To get an idea of how pricing compares, I ran a quote for myself on the GettingUSCovered site ($201/month for a $2500 deductible plan with a maximum out of pocket of $5950/year, including the deductible) and on Cover Colorado’s site. Cover Colorado has several deductible options to choose from, but I looked at the $3000 deductible plan, which has a maximum out of pocket exposure of $6000 (Cover Colorado does not have a $2500 deductible, but the out of pocket exposure on this policy is very similar to that of the $2500 GettingUSCovered plan). GettingUSCovered is not income-dependent, and thus has just one price. Cover Colorado offers discounts if applicants have household incomes below $50,000. The $3000 deductible plan would cost between $191 and $267, depending on my income.

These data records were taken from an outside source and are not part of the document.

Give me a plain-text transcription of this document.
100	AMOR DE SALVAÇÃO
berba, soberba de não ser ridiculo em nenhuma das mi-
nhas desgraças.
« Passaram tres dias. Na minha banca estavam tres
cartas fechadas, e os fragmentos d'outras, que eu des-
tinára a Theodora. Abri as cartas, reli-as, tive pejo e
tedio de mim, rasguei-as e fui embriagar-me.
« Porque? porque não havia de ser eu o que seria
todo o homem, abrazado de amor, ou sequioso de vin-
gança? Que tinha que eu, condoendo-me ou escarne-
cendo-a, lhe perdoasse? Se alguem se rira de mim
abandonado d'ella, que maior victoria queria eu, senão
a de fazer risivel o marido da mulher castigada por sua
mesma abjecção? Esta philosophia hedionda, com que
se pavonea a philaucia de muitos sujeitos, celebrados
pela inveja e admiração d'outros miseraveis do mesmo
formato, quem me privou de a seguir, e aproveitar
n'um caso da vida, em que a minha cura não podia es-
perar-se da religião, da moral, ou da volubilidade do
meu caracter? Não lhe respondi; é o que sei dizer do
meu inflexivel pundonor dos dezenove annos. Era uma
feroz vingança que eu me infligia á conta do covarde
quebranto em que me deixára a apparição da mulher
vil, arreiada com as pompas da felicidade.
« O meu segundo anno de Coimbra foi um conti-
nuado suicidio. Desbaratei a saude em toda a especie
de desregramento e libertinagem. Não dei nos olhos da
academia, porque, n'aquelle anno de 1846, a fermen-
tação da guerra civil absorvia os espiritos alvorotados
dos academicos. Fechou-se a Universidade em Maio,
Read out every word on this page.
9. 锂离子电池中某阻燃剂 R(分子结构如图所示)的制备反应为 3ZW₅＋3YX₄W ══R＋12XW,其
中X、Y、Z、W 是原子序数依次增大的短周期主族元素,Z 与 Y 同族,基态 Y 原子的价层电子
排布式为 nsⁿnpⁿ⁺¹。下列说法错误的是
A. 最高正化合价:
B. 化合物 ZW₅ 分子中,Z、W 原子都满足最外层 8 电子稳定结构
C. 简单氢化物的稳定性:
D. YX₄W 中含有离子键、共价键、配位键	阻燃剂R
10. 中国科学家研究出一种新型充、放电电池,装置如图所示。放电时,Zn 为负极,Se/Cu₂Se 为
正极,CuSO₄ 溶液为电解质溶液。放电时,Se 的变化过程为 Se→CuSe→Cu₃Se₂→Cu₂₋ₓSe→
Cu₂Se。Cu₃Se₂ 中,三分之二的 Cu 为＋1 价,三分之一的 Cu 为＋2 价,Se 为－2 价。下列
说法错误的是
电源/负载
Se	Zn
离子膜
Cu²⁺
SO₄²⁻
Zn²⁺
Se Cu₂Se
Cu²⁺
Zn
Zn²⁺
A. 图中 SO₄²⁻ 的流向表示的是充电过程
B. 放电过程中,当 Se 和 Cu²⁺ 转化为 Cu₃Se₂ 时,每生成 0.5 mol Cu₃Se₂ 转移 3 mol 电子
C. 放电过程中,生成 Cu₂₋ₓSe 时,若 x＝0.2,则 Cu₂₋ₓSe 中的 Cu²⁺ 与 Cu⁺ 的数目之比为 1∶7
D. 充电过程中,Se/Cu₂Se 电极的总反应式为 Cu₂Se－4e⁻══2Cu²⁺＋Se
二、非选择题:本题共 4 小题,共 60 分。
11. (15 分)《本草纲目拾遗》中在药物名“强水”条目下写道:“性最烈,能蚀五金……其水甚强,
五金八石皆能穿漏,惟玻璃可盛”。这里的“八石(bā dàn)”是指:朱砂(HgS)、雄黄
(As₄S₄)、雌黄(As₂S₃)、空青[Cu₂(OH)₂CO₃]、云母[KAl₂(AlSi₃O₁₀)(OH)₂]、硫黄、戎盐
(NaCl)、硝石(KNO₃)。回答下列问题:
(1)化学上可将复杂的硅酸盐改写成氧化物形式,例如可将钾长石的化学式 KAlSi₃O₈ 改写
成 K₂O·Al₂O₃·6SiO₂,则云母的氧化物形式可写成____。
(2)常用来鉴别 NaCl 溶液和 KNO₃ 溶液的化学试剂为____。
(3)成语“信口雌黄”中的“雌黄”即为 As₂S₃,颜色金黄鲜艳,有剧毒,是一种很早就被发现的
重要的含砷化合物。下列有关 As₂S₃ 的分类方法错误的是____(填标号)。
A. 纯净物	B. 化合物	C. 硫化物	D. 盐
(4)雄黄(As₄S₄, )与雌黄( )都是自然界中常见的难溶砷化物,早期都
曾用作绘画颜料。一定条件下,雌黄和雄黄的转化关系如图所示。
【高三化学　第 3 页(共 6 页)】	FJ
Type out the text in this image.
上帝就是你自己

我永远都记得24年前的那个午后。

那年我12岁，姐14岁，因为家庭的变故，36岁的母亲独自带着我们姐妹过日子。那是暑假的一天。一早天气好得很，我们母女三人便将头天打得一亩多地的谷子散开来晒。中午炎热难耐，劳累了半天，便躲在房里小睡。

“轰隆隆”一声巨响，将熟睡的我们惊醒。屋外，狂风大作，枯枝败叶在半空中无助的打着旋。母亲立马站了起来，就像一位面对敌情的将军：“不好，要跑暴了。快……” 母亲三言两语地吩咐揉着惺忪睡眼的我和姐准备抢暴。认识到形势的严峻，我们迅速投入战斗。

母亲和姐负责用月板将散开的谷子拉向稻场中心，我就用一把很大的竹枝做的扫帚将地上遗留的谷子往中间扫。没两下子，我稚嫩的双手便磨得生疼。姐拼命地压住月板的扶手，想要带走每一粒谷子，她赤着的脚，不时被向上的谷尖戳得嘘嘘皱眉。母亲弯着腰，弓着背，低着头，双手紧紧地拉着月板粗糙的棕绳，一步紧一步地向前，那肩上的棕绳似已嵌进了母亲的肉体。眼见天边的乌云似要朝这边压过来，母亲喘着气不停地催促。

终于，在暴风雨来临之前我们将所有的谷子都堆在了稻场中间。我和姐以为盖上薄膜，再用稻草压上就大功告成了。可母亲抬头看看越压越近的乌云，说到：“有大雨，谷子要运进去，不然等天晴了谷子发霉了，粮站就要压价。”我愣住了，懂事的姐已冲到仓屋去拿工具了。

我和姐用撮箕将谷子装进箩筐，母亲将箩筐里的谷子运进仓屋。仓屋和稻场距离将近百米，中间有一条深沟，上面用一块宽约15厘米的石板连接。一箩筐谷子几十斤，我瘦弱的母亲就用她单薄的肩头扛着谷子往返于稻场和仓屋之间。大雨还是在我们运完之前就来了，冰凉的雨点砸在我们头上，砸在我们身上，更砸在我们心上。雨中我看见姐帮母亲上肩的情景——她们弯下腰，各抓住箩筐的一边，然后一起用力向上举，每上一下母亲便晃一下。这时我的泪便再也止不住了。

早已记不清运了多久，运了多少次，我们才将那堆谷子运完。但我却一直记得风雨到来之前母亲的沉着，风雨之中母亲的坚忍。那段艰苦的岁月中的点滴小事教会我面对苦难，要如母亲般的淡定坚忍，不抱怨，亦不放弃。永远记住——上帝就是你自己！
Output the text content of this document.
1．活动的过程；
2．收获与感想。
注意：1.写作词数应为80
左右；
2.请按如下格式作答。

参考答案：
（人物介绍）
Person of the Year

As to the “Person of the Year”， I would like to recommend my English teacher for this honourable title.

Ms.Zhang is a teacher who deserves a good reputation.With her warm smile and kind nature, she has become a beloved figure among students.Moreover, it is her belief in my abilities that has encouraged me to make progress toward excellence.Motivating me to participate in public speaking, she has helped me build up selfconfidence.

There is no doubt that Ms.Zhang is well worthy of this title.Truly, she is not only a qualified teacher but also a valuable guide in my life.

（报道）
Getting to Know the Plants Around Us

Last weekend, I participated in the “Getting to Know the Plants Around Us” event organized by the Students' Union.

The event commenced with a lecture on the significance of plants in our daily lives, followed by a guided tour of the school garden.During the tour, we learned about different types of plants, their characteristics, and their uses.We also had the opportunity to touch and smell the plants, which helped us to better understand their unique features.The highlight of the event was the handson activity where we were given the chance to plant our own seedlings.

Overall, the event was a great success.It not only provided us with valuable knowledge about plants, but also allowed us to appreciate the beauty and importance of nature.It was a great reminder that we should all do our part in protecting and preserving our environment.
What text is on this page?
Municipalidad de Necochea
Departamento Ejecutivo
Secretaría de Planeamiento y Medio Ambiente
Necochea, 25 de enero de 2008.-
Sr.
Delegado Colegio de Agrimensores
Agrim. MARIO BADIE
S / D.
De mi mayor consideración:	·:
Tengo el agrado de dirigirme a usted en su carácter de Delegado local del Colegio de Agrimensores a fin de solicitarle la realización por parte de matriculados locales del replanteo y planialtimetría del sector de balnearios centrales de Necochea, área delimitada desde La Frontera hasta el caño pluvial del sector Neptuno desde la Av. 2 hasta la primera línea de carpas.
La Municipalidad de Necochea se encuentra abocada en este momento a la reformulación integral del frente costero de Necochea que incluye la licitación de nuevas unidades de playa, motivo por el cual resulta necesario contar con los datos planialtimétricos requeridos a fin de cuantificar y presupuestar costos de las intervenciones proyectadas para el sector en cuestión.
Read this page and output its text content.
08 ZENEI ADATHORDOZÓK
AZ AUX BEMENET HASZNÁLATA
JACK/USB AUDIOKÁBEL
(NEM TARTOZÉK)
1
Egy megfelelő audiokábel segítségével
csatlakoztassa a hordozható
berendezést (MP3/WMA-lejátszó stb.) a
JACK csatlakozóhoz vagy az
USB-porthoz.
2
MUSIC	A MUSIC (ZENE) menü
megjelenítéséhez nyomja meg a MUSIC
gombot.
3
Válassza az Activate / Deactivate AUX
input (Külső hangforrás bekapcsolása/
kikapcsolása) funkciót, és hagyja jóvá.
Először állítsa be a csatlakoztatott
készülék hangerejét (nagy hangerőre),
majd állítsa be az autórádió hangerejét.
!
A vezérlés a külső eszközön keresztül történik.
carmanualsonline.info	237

I also got quotes for myself using our quote engine to compare prices from all of the major private health insurance carriers in Colorado, and got prices ranging from $90/month to $183/month (for plans with $2500 deductibles and $30 or lower office visit copays). The private plans are less expensive and have higher lifetime maximum benefits, but for the time being (until 2014) they are only available to people who are relatively healthy.
It’s nice to see Colorado leading the way in terms of using the federal high risk pool money to set up a new program for people with pre-existing conditions. Whether the money will hold out until 2014 remains to be seen, but at least we are now well on our way to having one more option for people in Colorado who can’t qualify for private health insurance.